Faire calculer l'assiette avant de signer, pas au moment de la déclaration
Nous instruisons un projet monégasque dans l'ordre où l'administration le lira : nationalité et date exacte du transfert, statut au regard des articles 7-1 et 7-3, inventaire des actifs immobiliers par pays et par structure, passif et conditions de déduction, puis seulement liquidation et plafonnement. Sur le plafonnement de l'article 979, sur la déduction du passif et sur toute structure de détention d'un bien monégasque ou français, la mise en relation avec des avocats fiscalistes et des notaires monégasques fait partie de l'accompagnement.
Portée de ce chapitre
Les données françaises publiées ici sont tirées de Légifrance — code général des impôts, articles 4 B, 6, 8, 964, 965, 974, 977, 979, 990 D à 990 F et 244 bis A, et annexe IV article 121 Z quinquies dans sa rédaction issue de l’arrêté du 30 janvier 2025 — et du BOFiP, principalement du BOI-INT-CVB-MCO-10 dans sa version du 2 juin 2021 (§§ 1, 20, 30, 40, 200, 220, 230, 260, 380, 390 et 400), du BOI-PAT-IFI-40-30 et du BOI-PAT-IFI-40-30-10, de l’annexe BOI-ANNX-000349 et de l’annexe BOI-ANNX-000508 publiée le 8 octobre 2025. Les textes conventionnels sont ceux de la convention franco-monégasque du 18 mai 1963, de son Protocole de signature et de l’avenant du 26 mai 2003, publié par le décret n° 2005-1078 du 23 août 2005 et rendu exécutoire à Monaco par l’ordonnance souveraine n° 127 du 2 août 2005. Les textes monégasques sont la loi n° 580 du 29 juillet 1953, la loi n° 1.235 du 28 décembre 2000, la loi n° 1.381 et sa modification par la loi n° 1.573 en vigueur depuis le 30 septembre 2025, la loi n° 1.548 du 6 juillet 2023 et l’ordonnance souveraine n° 3.152 du 19 mars 1964. Jurisprudence citée : Conseil d’État, 11 avril 2014, n° 362237, et Cour de cassation, Assemblée plénière, 2 octobre 2015, n° 14-14.256. Données de marché : Observatoire de l’immobilier 2025 de l’Institut monégasque de la statistique et des études économiques.

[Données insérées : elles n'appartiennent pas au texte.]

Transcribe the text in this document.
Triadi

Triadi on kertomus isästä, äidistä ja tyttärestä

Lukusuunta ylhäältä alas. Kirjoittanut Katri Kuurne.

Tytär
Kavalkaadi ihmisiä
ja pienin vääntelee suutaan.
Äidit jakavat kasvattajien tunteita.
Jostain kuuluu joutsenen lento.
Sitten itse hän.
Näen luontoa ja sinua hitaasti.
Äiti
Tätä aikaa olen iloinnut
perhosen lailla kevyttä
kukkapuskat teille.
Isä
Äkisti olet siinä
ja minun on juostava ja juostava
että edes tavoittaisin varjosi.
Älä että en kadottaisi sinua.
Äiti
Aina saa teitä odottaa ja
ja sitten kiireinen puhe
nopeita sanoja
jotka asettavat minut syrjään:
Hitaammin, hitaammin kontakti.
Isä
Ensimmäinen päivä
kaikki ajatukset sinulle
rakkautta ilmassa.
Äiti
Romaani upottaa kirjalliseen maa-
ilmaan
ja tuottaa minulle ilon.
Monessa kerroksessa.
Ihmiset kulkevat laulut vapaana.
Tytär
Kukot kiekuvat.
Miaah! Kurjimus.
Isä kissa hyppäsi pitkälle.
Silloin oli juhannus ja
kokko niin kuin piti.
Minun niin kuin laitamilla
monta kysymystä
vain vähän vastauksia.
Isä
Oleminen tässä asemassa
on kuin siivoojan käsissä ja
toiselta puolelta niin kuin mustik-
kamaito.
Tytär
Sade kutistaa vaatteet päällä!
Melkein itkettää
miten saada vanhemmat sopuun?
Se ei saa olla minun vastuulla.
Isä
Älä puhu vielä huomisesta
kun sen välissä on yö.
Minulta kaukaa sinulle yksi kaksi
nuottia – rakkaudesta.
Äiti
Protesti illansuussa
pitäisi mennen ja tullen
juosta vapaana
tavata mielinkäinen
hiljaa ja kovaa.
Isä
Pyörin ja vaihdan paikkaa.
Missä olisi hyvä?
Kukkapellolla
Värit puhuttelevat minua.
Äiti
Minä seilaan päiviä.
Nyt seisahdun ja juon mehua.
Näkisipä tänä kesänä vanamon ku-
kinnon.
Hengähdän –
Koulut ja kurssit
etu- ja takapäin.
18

Droit de référence : 28 juillet 2026.
Ce chapitre ne publie pas le tarif de l’article 977 du CGI, qui se reprend à la loi de finances de l’année d’imposition, ni les règles détaillées de l’article 974 sur la déduction du passif et de l’article 965 sur les exclusions d’assiette : ces textes n’ont pas été relus article par article dans notre socle documentaire, et ce qui n’a pas été vérifié ne se publie pas. Les simulations chiffrées sont illustratives, reposent sur des hypothèses explicitées, ignorent volontairement la situation de famille et les revenus annexes, et doivent être recalculées sur des données réelles avant toute décision. Aucun rendement n’y est présenté comme acquis.
Ce chapitre décrit des mécanismes et des ordres de grandeur. Il ne constitue ni une consultation fiscale, ni une recommandation d’investissement, ni un conseil sur une situation individuelle. Aucun établissement financier n’y est nommé et aucune allocation n’y est prescrite : nous décrivons des catégories de solutions et leur régime fiscal, jamais un produit. Hagnéré Patrimoine est un cabinet français de conseil en gestion de patrimoine, CIF, COA et COBSP, immatriculé à l’ORIAS sous le numéro 23002291. Sur les points de droit monégasque, sur les qualifications franco-monégasques et sur toute structure de détention, nous travaillons avec des avocats partenaires spécialisés sur Monaco et avec des notaires de la Principauté : aucun acte irréversible ne devrait être signé sans leur avis écrit.